We sat at a wooden round table while Helda smoked Benson and Hedges, Jamal sipped her Coke and poked ice cubes with a straw and I stared out the window.
‘This place has just opened, it’s supposed to be cool.’ Helda declared looking around at the empty tables.
The owner stared at us from his stool behind the counter looking more bored than me.
Down the laneway I saw two figures coming towards us. I watched as they walked and talked with their hands, stopping to laugh, composing themselves, then stepping towards us again.
‘Sasha!’ I screamed.
All three chairs scraped across the tiles, I was first to get to the doorway and hug her.
I stared at the tall guy with curly black hair as he smiled watching Helda and Jamal hug Sasha who screamed our names as a way of introducing us.
‘And this is Peter.’ She added as we all sat down.
‘How long has it been since you all saw each other?’ he asked.
‘Yesterday.’ We all said at the same time, laughing some more.
Sasha lived around the corner from us and we had known each other since primary school.
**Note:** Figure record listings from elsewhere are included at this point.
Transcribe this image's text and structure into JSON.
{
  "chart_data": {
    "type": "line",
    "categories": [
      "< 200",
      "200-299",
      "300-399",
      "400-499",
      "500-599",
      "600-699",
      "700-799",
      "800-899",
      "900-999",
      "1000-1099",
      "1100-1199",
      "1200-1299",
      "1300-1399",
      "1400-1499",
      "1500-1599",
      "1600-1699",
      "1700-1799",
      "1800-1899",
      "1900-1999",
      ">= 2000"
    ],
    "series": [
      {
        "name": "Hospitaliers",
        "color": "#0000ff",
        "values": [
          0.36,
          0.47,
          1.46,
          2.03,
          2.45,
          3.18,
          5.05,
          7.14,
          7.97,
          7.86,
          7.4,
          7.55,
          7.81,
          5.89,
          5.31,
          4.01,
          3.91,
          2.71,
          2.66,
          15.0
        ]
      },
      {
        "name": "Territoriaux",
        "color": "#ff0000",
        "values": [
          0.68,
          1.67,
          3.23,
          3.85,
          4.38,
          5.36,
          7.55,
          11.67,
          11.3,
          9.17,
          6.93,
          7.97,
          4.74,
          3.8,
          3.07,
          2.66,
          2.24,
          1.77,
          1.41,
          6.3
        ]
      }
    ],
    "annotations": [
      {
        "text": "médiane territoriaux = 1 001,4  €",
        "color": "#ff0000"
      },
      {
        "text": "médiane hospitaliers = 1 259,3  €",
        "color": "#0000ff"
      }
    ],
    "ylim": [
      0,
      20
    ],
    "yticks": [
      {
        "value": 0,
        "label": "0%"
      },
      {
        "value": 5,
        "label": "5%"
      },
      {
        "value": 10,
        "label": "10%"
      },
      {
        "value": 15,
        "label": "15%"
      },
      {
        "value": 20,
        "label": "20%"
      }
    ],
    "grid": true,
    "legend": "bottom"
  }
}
Peter leaned back in his chair and stretched his long slender legs away from the table.
‘When did you guys meet?’ I asked.
‘Tonight.’ they both said laughing.
They spoke over one another as they explained how they had finished a shift at the ice-cream shop Norgen Vaaz.
‘We’ve been looking for a bar, when we saw the light from the street and then those jars.’ Peter pointed to a shelf.
Even the bored owner looked up at the jars of olives above his head.
‘They looked like vodka bottles from the street.’ Sasha said laughing.
‘It was a mirage.’ Peter added and we all screamed with hilarity again.
When the café didn’t get busy and Sasha and Peter had given up the idea of finding an after work drink, Helda drove us all home.
Sasha and Helda smoked in the front seats and when The Carpenters sounded from the speakers, Peter clapped his hands and said, ‘I have this album.’
He knew all the words to their songs and together we sang, ‘We’ve only just begun,’ and when we said goodbye, I must have declared my love for Peter out loud, because as Jamal put her head on my shoulder, she yawned and said, ‘I really love him too.’